Hearts in Atlantis (review)
It was the last golden time in America, before the Cuban Missile Crisis and Lee Harvey Oswald, when boys in jeans and crew cuts and Converse sneakers played Monopoly on sun-dappled porches and cherubic girls in pedal pushers skipped down to the creek to read Nancy Drew books in green-leafed seclusion. It was a time when a young boy’s greatest aspiration was to be the proud owner of a Schwinn Black Phantom bike, before being around girls started to make him feel weird and hair started growing in strange places.
And then along comes Anthony Hopkins, swinging a spiked war club and smashing his way through 11-year-old Bobby Garfield’s life. “I am Raging Adolescence, and this is my battle truncheon The End of Innocence!” Hopkins screams as he rampages his way through poor Bobby’s psyche, leaving nothing but the debris of kidhood and sad knowledge of the adult world in his wake.
Hopkins doesn’t actually scream, of course. Hopkins would never scream. Instead, he mumbles and never quite makes eye contact, which makes him a Great Actor and makes everyone go “Ooooo” and “Aaahhh” at his performance.

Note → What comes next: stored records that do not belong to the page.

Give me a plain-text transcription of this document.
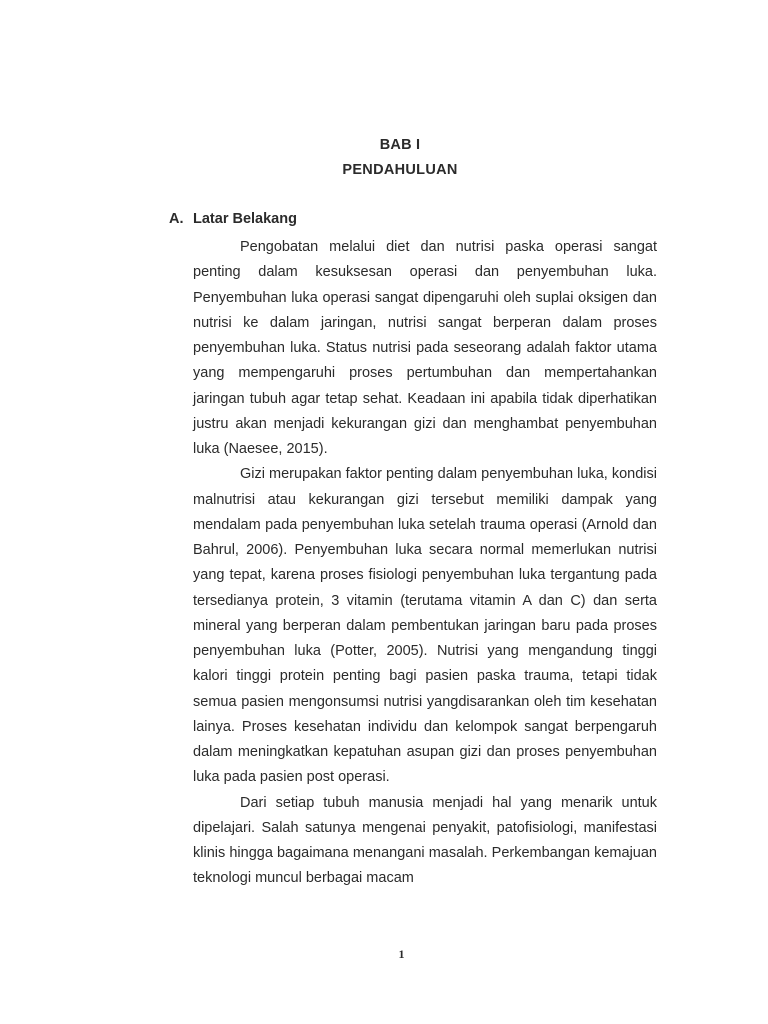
BAB I
PENDAHULUAN
A. Latar Belakang

Pengobatan melalui diet dan nutrisi paska operasi sangat penting dalam kesuksesan operasi dan penyembuhan luka. Penyembuhan luka operasi sangat dipengaruhi oleh suplai oksigen dan nutrisi ke dalam jaringan, nutrisi sangat berperan dalam proses penyembuhan luka. Status nutrisi pada seseorang adalah faktor utama yang mempengaruhi proses pertumbuhan dan mempertahankan jaringan tubuh agar tetap sehat. Keadaan ini apabila tidak diperhatikan justru akan menjadi kekurangan gizi dan menghambat penyembuhan luka (Naesee, 2015).

Gizi merupakan faktor penting dalam penyembuhan luka, kondisi malnutrisi atau kekurangan gizi tersebut memiliki dampak yang mendalam pada penyembuhan luka setelah trauma operasi (Arnold dan Bahrul, 2006). Penyembuhan luka secara normal memerlukan nutrisi yang tepat, karena proses fisiologi penyembuhan luka tergantung pada tersedianya protein, 3 vitamin (terutama vitamin A dan C) dan serta mineral yang berperan dalam pembentukan jaringan baru pada proses penyembuhan luka (Potter, 2005). Nutrisi yang mengandung tinggi kalori tinggi protein penting bagi pasien paska trauma, tetapi tidak semua pasien mengonsumsi nutrisi yangdisarankan oleh tim kesehatan lainya. Proses kesehatan individu dan kelompok sangat berpengaruh dalam meningkatkan kepatuhan asupan gizi dan proses penyembuhan luka pada pasien post operasi.

Dari setiap tubuh manusia menjadi hal yang menarik untuk dipelajari. Salah satunya mengenai penyakit, patofisiologi, manifestasi klinis hingga bagaimana menangani masalah. Perkembangan kemajuan teknologi muncul berbagai macam

1
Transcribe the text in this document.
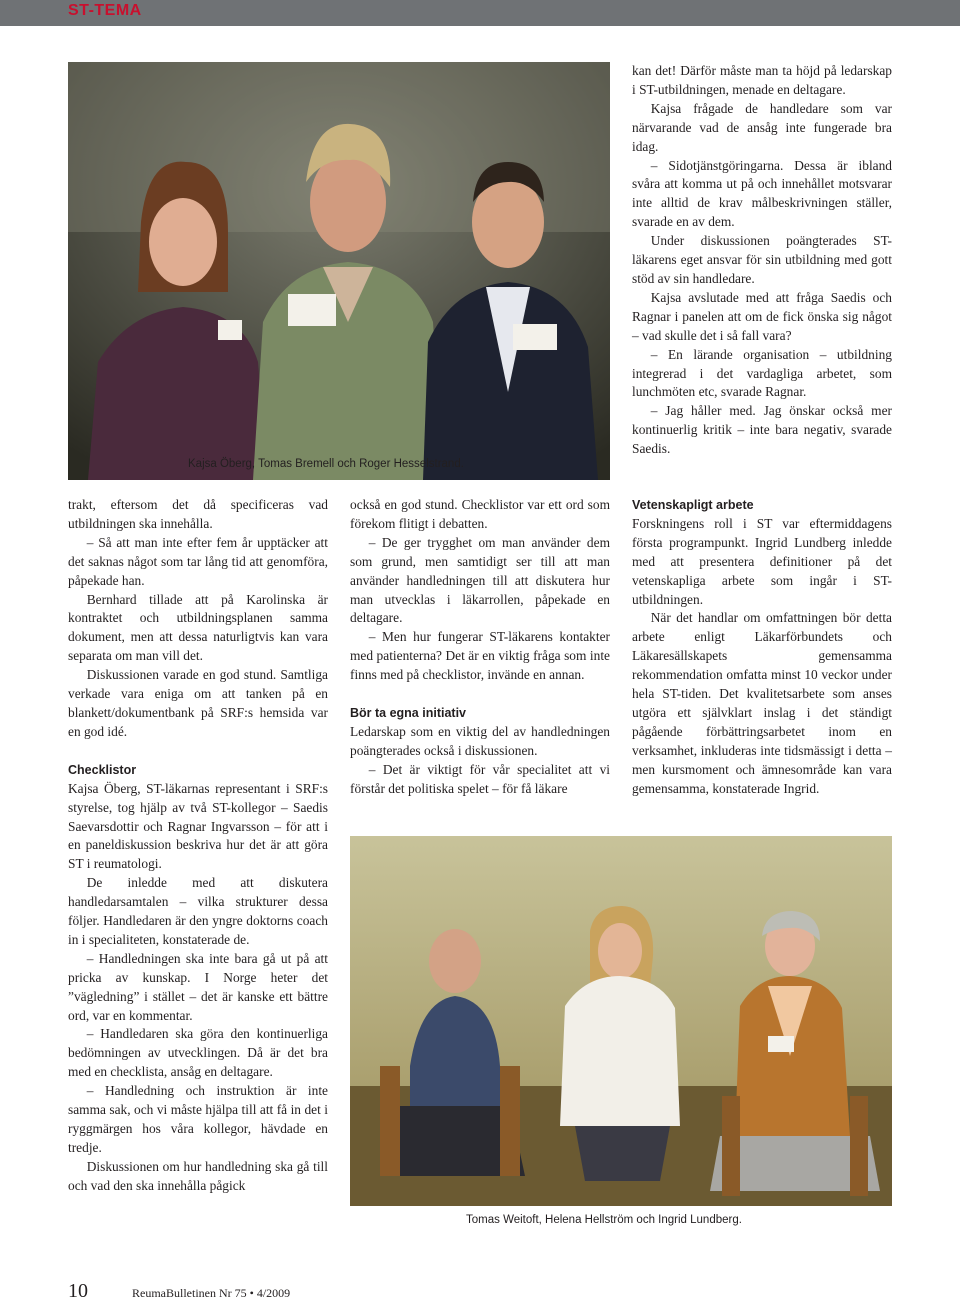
ST-TEMA
Kajsa Öberg, Tomas Bremell och Roger Hesselstrand.

kan det! Därför måste man ta höjd på ledarskap i ST-utbildningen, menade en deltagare.

Kajsa frågade de handledare som var närvarande vad de ansåg inte fungerade bra idag.

– Sidotjänstgöringarna. Dessa är ibland svåra att komma ut på och innehållet motsvarar inte alltid de krav målbeskrivningen ställer, svarade en av dem.

Under diskussionen poängterades ST-läkarens eget ansvar för sin utbildning med gott stöd av sin handledare.

Kajsa avslutade med att fråga Saedis och Ragnar i panelen att om de fick önska sig något – vad skulle det i så fall vara?

– En lärande organisation – utbildning integrerad i det vardagliga arbetet, som lunchmöten etc, svarade Ragnar.

– Jag håller med. Jag önskar också mer kontinuerlig kritik – inte bara negativ, svarade Saedis.

trakt, eftersom det då specificeras vad utbildningen ska innehålla.

– Så att man inte efter fem år upptäcker att det saknas något som tar lång tid att genomföra, påpekade han.

Bernhard tillade att på Karolinska är kontraktet och utbildningsplanen samma dokument, men att dessa naturligtvis kan vara separata om man vill det.

Diskussionen varade en god stund. Samtliga verkade vara eniga om att tanken på en blankett/dokumentbank på SRF:s hemsida var en god idé.

Checklistor

Kajsa Öberg, ST-läkarnas representant i SRF:s styrelse, tog hjälp av två ST-kollegor – Saedis Saevarsdottir och Ragnar Ingvarsson – för att i en paneldiskussion beskriva hur det är att göra ST i reumatologi.

De inledde med att diskutera handledarsamtalen – vilka strukturer dessa följer. Handledaren är den yngre doktorns coach in i specialiteten, konstaterade de.

– Handledningen ska inte bara gå ut på att pricka av kunskap. I Norge heter det ”vägledning” i stället – det är kanske ett bättre ord, var en kommentar.

– Handledaren ska göra den kontinuerliga bedömningen av utvecklingen. Då är det bra med en checklista, ansåg en deltagare.

– Handledning och instruktion är inte samma sak, och vi måste hjälpa till att få in det i ryggmärgen hos våra kollegor, hävdade en tredje.

Diskussionen om hur handledning ska gå till och vad den ska innehålla pågick

också en god stund. Checklistor var ett ord som förekom flitigt i debatten.

– De ger trygghet om man använder dem som grund, men samtidigt ser till att man använder handledningen till att diskutera hur man utvecklas i läkarrollen, påpekade en deltagare.

– Men hur fungerar ST-läkarens kontakter med patienterna? Det är en viktig fråga som inte finns med på checklistor, invände en annan.

Bör ta egna initiativ

Ledarskap som en viktig del av handledningen poängterades också i diskussionen.

– Det är viktigt för vår specialitet att vi förstår det politiska spelet – för få läkare

Vetenskapligt arbete

Forskningens roll i ST var eftermiddagens första programpunkt. Ingrid Lundberg inledde med att presentera definitioner på det vetenskapliga arbete som ingår i ST-utbildningen.

När det handlar om omfattningen bör detta arbete enligt Läkarförbundets och Läkaresällskapets gemensamma rekommendation omfatta minst 10 veckor under hela ST-tiden. Det kvalitetsarbete som anses utgöra ett självklart inslag i det ständigt pågående förbättringsarbetet inom en verksamhet, inkluderas inte tidsmässigt i detta – men kursmoment och ämnesområde kan vara gemensamma, konstaterade Ingrid.

Tomas Weitoft, Helena Hellström och Ingrid Lundberg.
10	ReumaBulletinen Nr 75 • 4/2009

Ted Brautigan (Hopkins: Hannibal, The Grinch) moves into the upstairs apartment above Bobby (Anton Yelchin) and his widowed mom, Elizabeth (Hope Davis: Mumford, Arlington Road). Because Hearts in Atlantis is based on a Stephen King novella, there is something vaguely supernatural about Ted — it’s a sort of nebulous mysteriousness, so vague and undefined that when he tells Elizabeth, vaguely and mysteriously, that he is from “the North,” I thought, “Santa?” And when Ted sets Bobby on a secret mission to watch out for the “low men” who are after him, I concluded, “Ah, the elves.” If the movie is not gonna give me the information I need, I feel entirely justified in supplying it myself.
And also because this is based on King, there is childhood purity of heart to be lost. There’s a carnival and a baseball glove and a first kiss… and big, scary cars with aggressive fins and Mom’s creepy, overly familiar boss. Sex rears its ugly yet fascinating head as Bobby’s friend Carol Gerber (Mika Boorem: The Patriot, Mighty Joe Young) starts getting mighty appealing. It’s very sweet… until all sorts of abusive males start clouding up the picture. Bobby, of course, is a veritable knight in shining armor, but does almost every other guy in the movie need to be such a pig, and every female a punching bag? We get it. We got it in the first hundred coming-of-age movies.
The film looks gorgeous — all late-afternoon sunlight and adorably elfin-yet-serious child actors — but that truncheon just keeps bashing you in the head: Isn’t! Growing! Up! Scary! Yet! Kinda! Interesting! Which is hardly surprising, considering that director Scott Hicks’ last film was Snow Falling on Cedars, another beautiful-looking film that was nothing more than an empty shell of propped-up emotion and pretty cardboard characters.
King’s novella was adapted by screenwriter William Goldman, who wrote The Princess Bride but also, we must never forget, dreck like The General’s Daughter. Is Goldman the one who came up with Ted’s adventure in babysitting, when he drags Bobby to the sleazy part of town called “Down There”?
Slam! That one gets you right between the eyes, doesn’t it?